Rowan Udell

Managing Secure String Parameters in CloudFormation

rowan -

This was a nifty little trick I just learnt from my colleague James the other day that is definitely worth sharing more widely. While CloudFormation does not support SecureStrings for AWS::SSM::Parameters resources, you can can fudge it with this one weird trick; but first the "why"!

12 Factor

I'm a big fan of the The Twelve-Factor App, and in particular I think the approach it outlines for configuration management is especially important in the cloud, regardless of the type of application (e.g. server, container, or serverless) you're working with:

III. Config
Store config in the environment

Parameter Store

In AWS one way to store you config in a way that's easy to retrieve by your application is with Systems Manager Parameter Store. Parameter Store is able to store data in a hierarchical format, and has support for multiple ways to store strings: String, String List, and Secure String.

Unfortunately, the support for Secure Strings is not great; you can't use it as a CloudFormation input parameter like you can Strings and String Lists, and you can't create Secure String resources via CloudFormation.

One Weird Trick

What you can do however, is create a String parameter, override it with a SecureString, and have CloudFormation manage the lifecycle of the resource (i.e. delete it when the stack is deleted, etc).

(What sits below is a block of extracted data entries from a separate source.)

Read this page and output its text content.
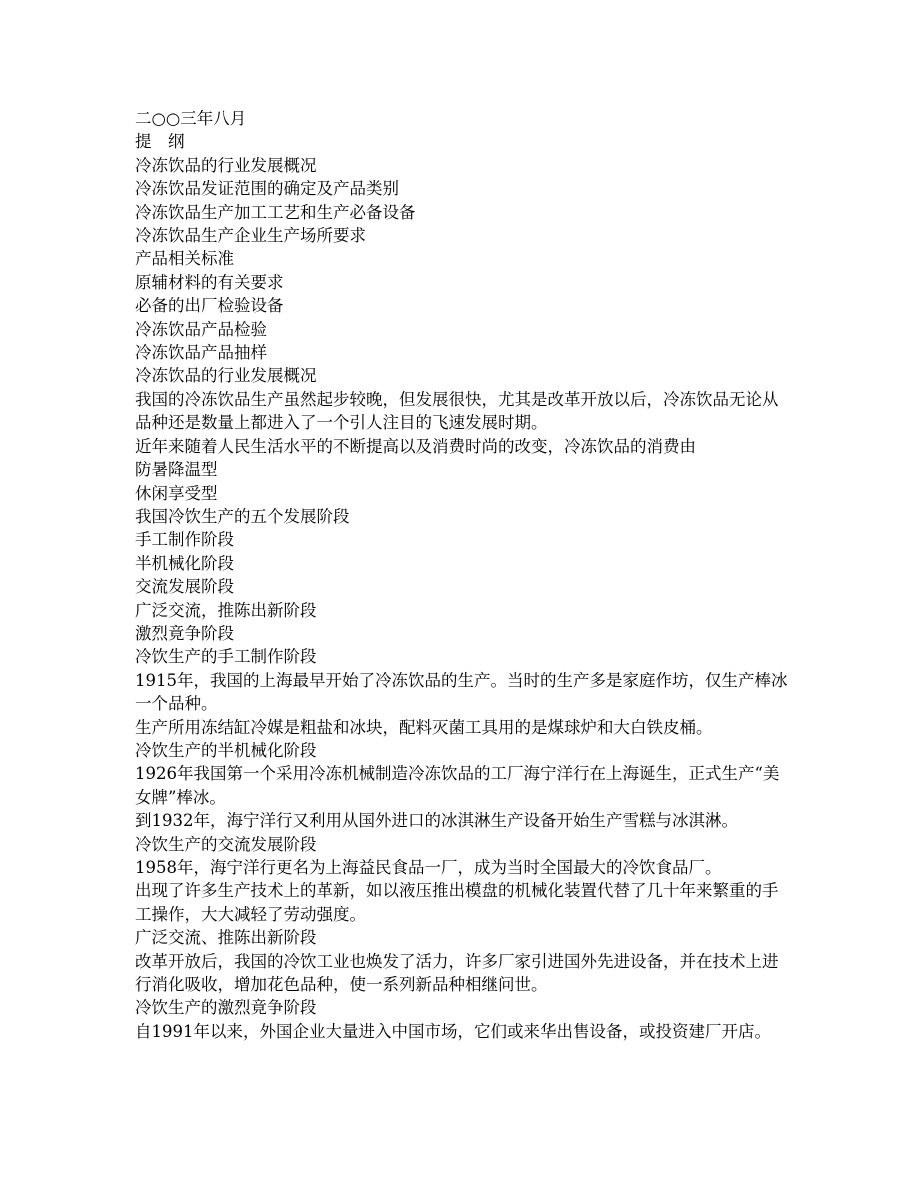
二○○三年八月

提　纲

冷冻饮品的行业发展概况

冷冻饮品发证范围的确定及产品类别

冷冻饮品生产加工工艺和生产必备设备

冷冻饮品生产企业生产场所要求

产品相关标准

原辅材料的有关要求

必备的出厂检验设备

冷冻饮品产品检验

冷冻饮品产品抽样

冷冻饮品的行业发展概况

我国的冷冻饮品生产虽然起步较晚，但发展很快，尤其是改革开放以后，冷冻饮品无论从品种还是数量上都进入了一个引人注目的飞速发展时期。

近年来随着人民生活水平的不断提高以及消费时尚的改变，冷冻饮品的消费由

防暑降温型

休闲享受型

我国冷饮生产的五个发展阶段

手工制作阶段

半机械化阶段

交流发展阶段

广泛交流，推陈出新阶段

激烈竟争阶段

冷饮生产的手工制作阶段

1915年，我国的上海最早开始了冷冻饮品的生产。当时的生产多是家庭作坊，仅生产棒冰一个品种。

生产所用冻结缸冷媒是粗盐和冰块，配料灭菌工具用的是煤球炉和大白铁皮桶。

冷饮生产的半机械化阶段

1926年我国第一个采用冷冻机械制造冷冻饮品的工厂海宁洋行在上海诞生，正式生产“美女牌”棒冰。

到1932年，海宁洋行又利用从国外进口的冰淇淋生产设备开始生产雪糕与冰淇淋。

冷饮生产的交流发展阶段

1958年，海宁洋行更名为上海益民食品一厂，成为当时全国最大的冷饮食品厂。

出现了许多生产技术上的革新，如以液压推出模盘的机械化装置代替了几十年来繁重的手工操作，大大减轻了劳动强度。

广泛交流、推陈出新阶段

改革开放后，我国的冷饮工业也焕发了活力，许多厂家引进国外先进设备，并在技术上进行消化吸收，增加花色品种，使一系列新品种相继问世。

冷饮生产的激烈竟争阶段

自1991年以来，外国企业大量进入中国市场，它们或来华出售设备，或投资建厂开店。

Here's an example for those following along a home...

Template

The following template creates a String parameter that will be managed by CloudFormation:

---
AWSTemplateFormatVersion: 2010-09-09
Description: CloudFormation managed SecureString Parameters

Parameters:
  ParameterValue:
    Type: String

Resources:
  Parameter:
    Type: AWS::SSM::Parameter
    Properties:
      Name: /my/secure/string
      Type: String
      Value: !Ref ParameterValue

Update the Parameter

Once you've created the CloudFormation stack with your usual preferred method, update the parameter - overriding it - with your SecureString value:

aws ssm put-parameter \
  --overwrite \
  --name /my/secure/string \
  --type SecureString \
  --value 'SuperSecret'

Now you have a SecureString parameter that is managed by CloudFormation!

The only property on a AWS::SSM::Parameter resource that requires replacement is Name, which means that updates won't reset or change the parameter - you'll only create a new parameter. Deleting the stack will delete the parameter resource as normal.